CNCF defines a platform as "an integrated collection of capabilities defined and presented according to the needs of the platform's users." An IDP packages tools, services, and automation so application, ML, and data teams **self-serve** — provisioning environments, resources, and deployments without tickets — while a platform team owns the paved paths and guardrails.

**Why it matters:** speed (faster delivery), control (safe, consistent operations), cost (economies of scale), and continuous improvement (shared golden paths). Gartner projects 80% of large software orgs will have platform engineering teams by 2026.

**The core principle — separation of concerns:**
- **Platform team** defines *how*: portal templates, OAM component/trait definitions, ACK controllers, CI/CD scaffolds, promotion stages, guardrails.
- **App/ML/data teams** choose *what*: pick a template, fill parameters, push code. They never touch raw Kubernetes or AWS APIs.

See [references/idp-architecture.md](references/idp-architecture.md) for the full reference architecture and the IDP value/challenge framework.

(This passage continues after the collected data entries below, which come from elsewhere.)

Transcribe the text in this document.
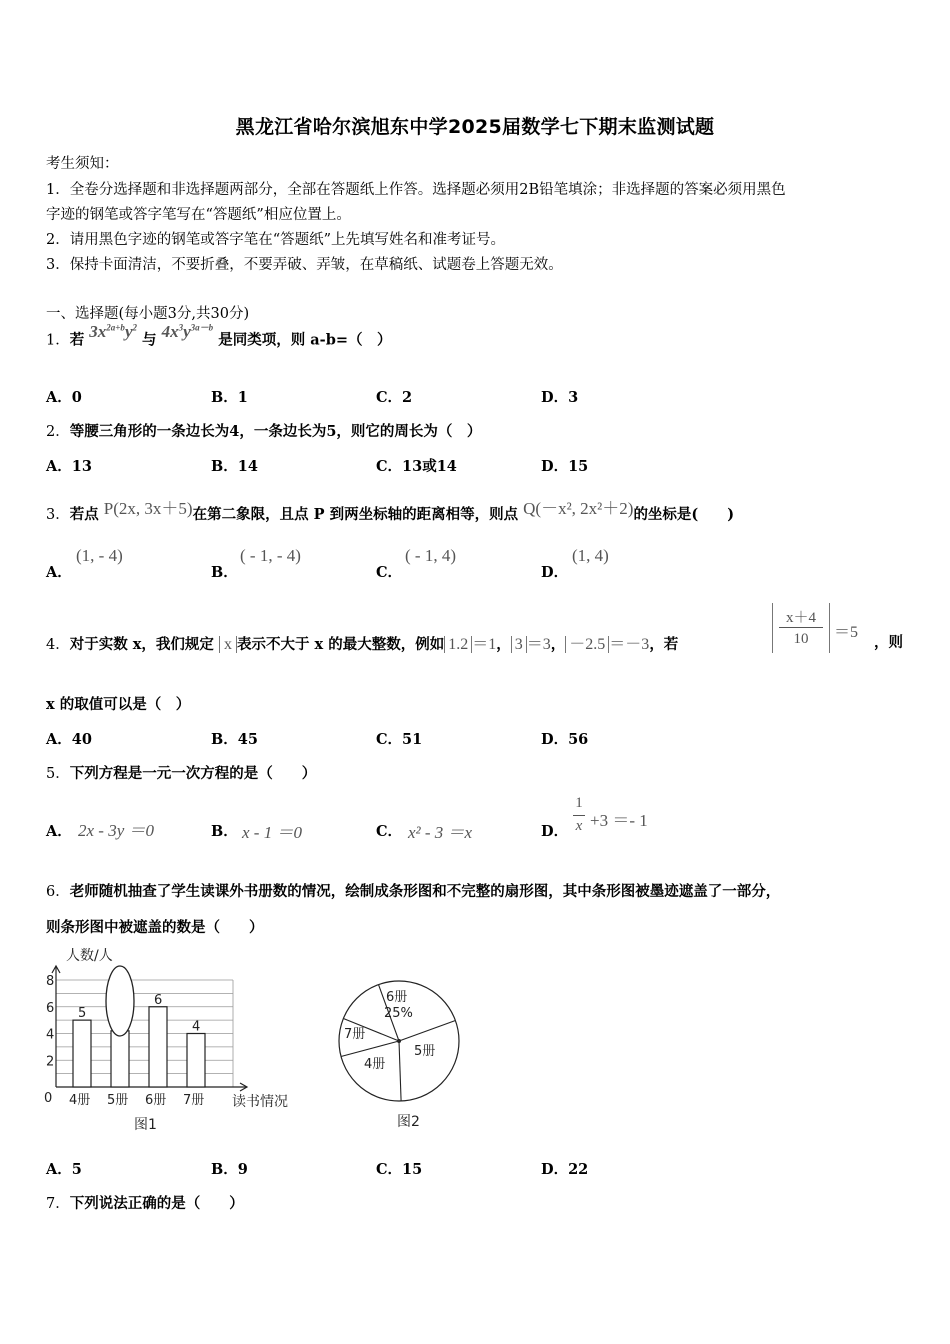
黑龙江省哈尔滨旭东中学2025届数学七下期末监测试题
考生须知：
1．全卷分选择题和非选择题两部分，全部在答题纸上作答。选择题必须用2B铅笔填涂；非选择题的答案必须用黑色
字迹的钢笔或答字笔写在“答题纸”相应位置上。
2．请用黑色字迹的钢笔或答字笔在“答题纸”上先填写姓名和准考证号。
3．保持卡面清洁，不要折叠，不要弄破、弄皱，在草稿纸、试题卷上答题无效。
一、选择题(每小题3分,共30分)
1．若 $3x^{2a+b}y^2$ 与 $4x^3y^{3a-b}$ 是同类项，则 a-b=（　）
A．0	B．1	C．2	D．3
2．等腰三角形的一条边长为4，一条边长为5，则它的周长为（　）
A．13	B．14	C．13或14	D．15
3．若点 P(2x, 3x＋5)在第二象限，且点 P 到两坐标轴的距离相等，则点 Q(－x², 2x²＋2)的坐标是(　　)
A．
(1, - 4)
B．
( - 1, - 4)
C．
( - 1, 4)
D．
(1, 4)
4．对于实数 x，我们规定 x 表示不大于 x 的最大整数，例如 1.2 ＝1， 3 ＝3， －2.5 ＝－3，若
x＋4
10	＝5
，则
x 的取值可以是（　）
A．40	B．45	C．51	D．56
5．下列方程是一元一次方程的是（　　）
A． 2x - 3y ＝0	B． x - 1 ＝0	C． x² - 3 ＝x	D．
1
x +3 ＝- 1
6．老师随机抽查了学生读课外书册数的情况，绘制成条形图和不完整的扇形图，其中条形图被墨迹遮盖了一部分，
则条形图中被遮盖的数是（　　）
0
2
4
6
8
5
4册 5册
6
6册
4
7册
人数/人
读书情况
图1
6册
25%
5册
4册
7册
图2
A．5	B．9	C．15	D．22
7．下列说法正确的是（　　）
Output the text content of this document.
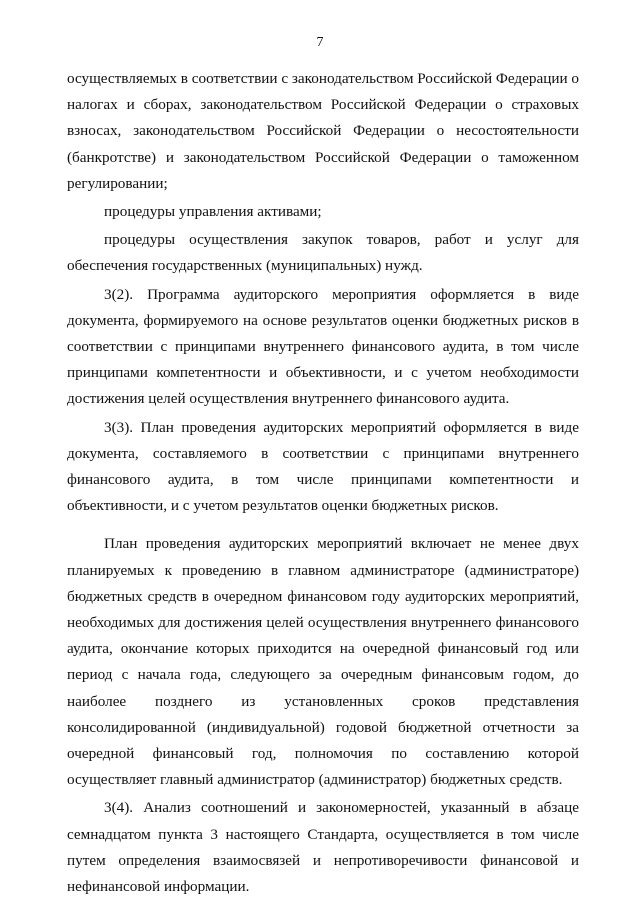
7

осуществляемых в соответствии с законодательством Российской Федерации о налогах и сборах, законодательством Российской Федерации о страховых взносах, законодательством Российской Федерации о несостоятельности (банкротстве) и законодательством Российской Федерации о таможенном регулировании;

процедуры управления активами;

процедуры осуществления закупок товаров, работ и услуг для обеспечения государственных (муниципальных) нужд.

3(2). Программа аудиторского мероприятия оформляется в виде документа, формируемого на основе результатов оценки бюджетных рисков в соответствии с принципами внутреннего финансового аудита, в том числе принципами компетентности и объективности, и с учетом необходимости достижения целей осуществления внутреннего финансового аудита.

3(3). План проведения аудиторских мероприятий оформляется в виде документа, составляемого в соответствии с принципами внутреннего финансового аудита, в том числе принципами компетентности и объективности, и с учетом результатов оценки бюджетных рисков.

План проведения аудиторских мероприятий включает не менее двух планируемых к проведению в главном администраторе (администраторе) бюджетных средств в очередном финансовом году аудиторских мероприятий, необходимых для достижения целей осуществления внутреннего финансового аудита, окончание которых приходится на очередной финансовый год или период с начала года, следующего за очередным финансовым годом, до наиболее позднего из установленных сроков представления консолидированной (индивидуальной) годовой бюджетной отчетности за очередной финансовый год, полномочия по составлению которой осуществляет главный администратор (администратор) бюджетных средств.

3(4). Анализ соотношений и закономерностей, указанный в абзаце семнадцатом пункта 3 настоящего Стандарта, осуществляется в том числе путем определения взаимосвязей и непротиворечивости финансовой и нефинансовой информации.
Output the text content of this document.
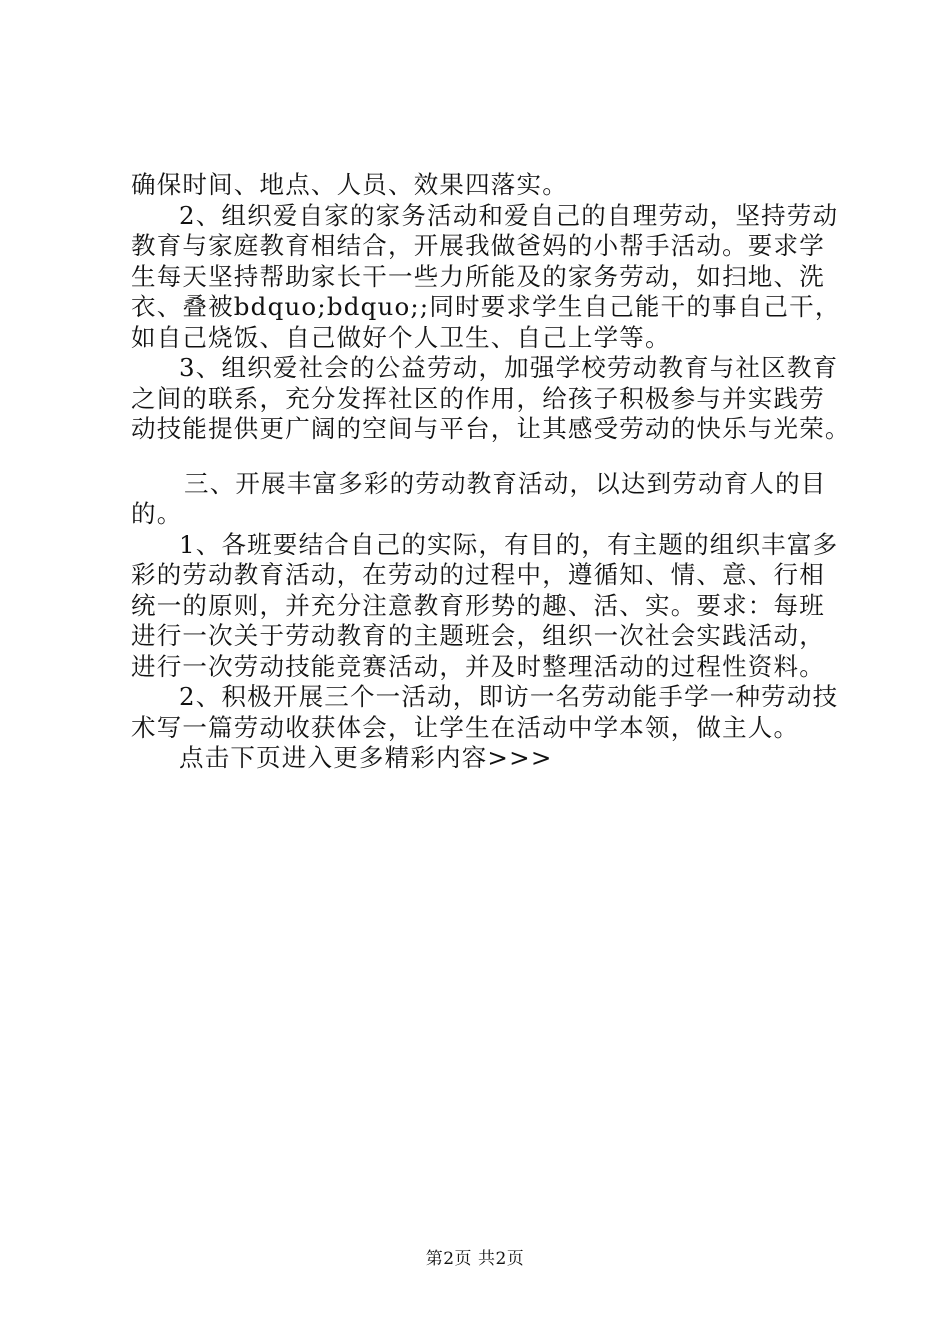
确保时间、地点、人员、效果四落实。
2、组织爱自家的家务活动和爱自己的自理劳动，坚持劳动
教育与家庭教育相结合，开展我做爸妈的小帮手活动。要求学
生每天坚持帮助家长干一些力所能及的家务劳动，如扫地、洗
衣、叠被bdquo;bdquo;;同时要求学生自己能干的事自己干，
如自己烧饭、自己做好个人卫生、自己上学等。
3、组织爱社会的公益劳动，加强学校劳动教育与社区教育
之间的联系，充分发挥社区的作用，给孩子积极参与并实践劳
动技能提供更广阔的空间与平台，让其感受劳动的快乐与光荣。
三、开展丰富多彩的劳动教育活动，以达到劳动育人的目
的。
1、各班要结合自己的实际，有目的，有主题的组织丰富多
彩的劳动教育活动，在劳动的过程中，遵循知、情、意、行相
统一的原则，并充分注意教育形势的趣、活、实。要求：每班
进行一次关于劳动教育的主题班会，组织一次社会实践活动，
进行一次劳动技能竞赛活动，并及时整理活动的过程性资料。
2、积极开展三个一活动，即访一名劳动能手学一种劳动技
术写一篇劳动收获体会，让学生在活动中学本领，做主人。
点击下页进入更多精彩内容>>>
第2页 共2页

## The Opinionated Platform Stack

This is the recommended, integration-tested stack. Each layer has one default tool.

| Layer | Tool | Role |
|-------|------|------|
| **Developer portal** | Backstage | Self-service catalog + software templates (scaffolder) — the "front door" |
| **Identity / SSO** | Keycloak | One login (OIDC/SAML) federated across every platform tool |
| **GitOps CD** | ArgoCD | Reconciles cluster state from Git; deploys platform add-ons and apps |
| **CI / orchestration** | Argo Workflows (+ Argo Events) | Container-native build pipelines, webhook-triggered |
| **Progressive delivery** | Argo Rollouts | Canary/blue-green with functional, performance, and metrics gates + auto-rollback |
| **Multi-stage promotion** | Kargo | GitOps-native dev→prod promotion of the *same* artifact |
| **AWS resource provisioning** | ACK (AWS Controllers for K8s) | AWS resources (S3, DynamoDB, IAM, …) as Kubernetes CRDs |
| **Resource composition** | kro | Compose many resources into one CRD (e.g. `CICDPipeline`, `EKSCluster`) |
| **Application model** | KubeVela / OAM | Developer-facing `Application` abstraction (Components + Traits) |
| **Secrets** | External Secrets Operator | Sync secrets from AWS Secrets Manager into clusters |
| **Identity for workloads** | EKS Pod Identity / IRSA | Credential-free AWS access from pods |
| **Observability / metrics** | Amazon Managed Grafana + Prometheus + Apache DevLake | Dashboards, app metrics, DORA metrics |
| **GenAI** | Amazon Q Developer | Generate OAM components, Backstage templates, deployment manifests |

> **Maturity note on `kro`:** kro (which bundles many resources into one simple custom resource) is newer and less battle-tested than the rest of this stack. It works well, but confirm its current maturity fits your risk tolerance before you standardize on it. If you want a more established tool for the same job — composing AWS and Kubernetes resources behind one API — **Crossplane** is the proven alternative.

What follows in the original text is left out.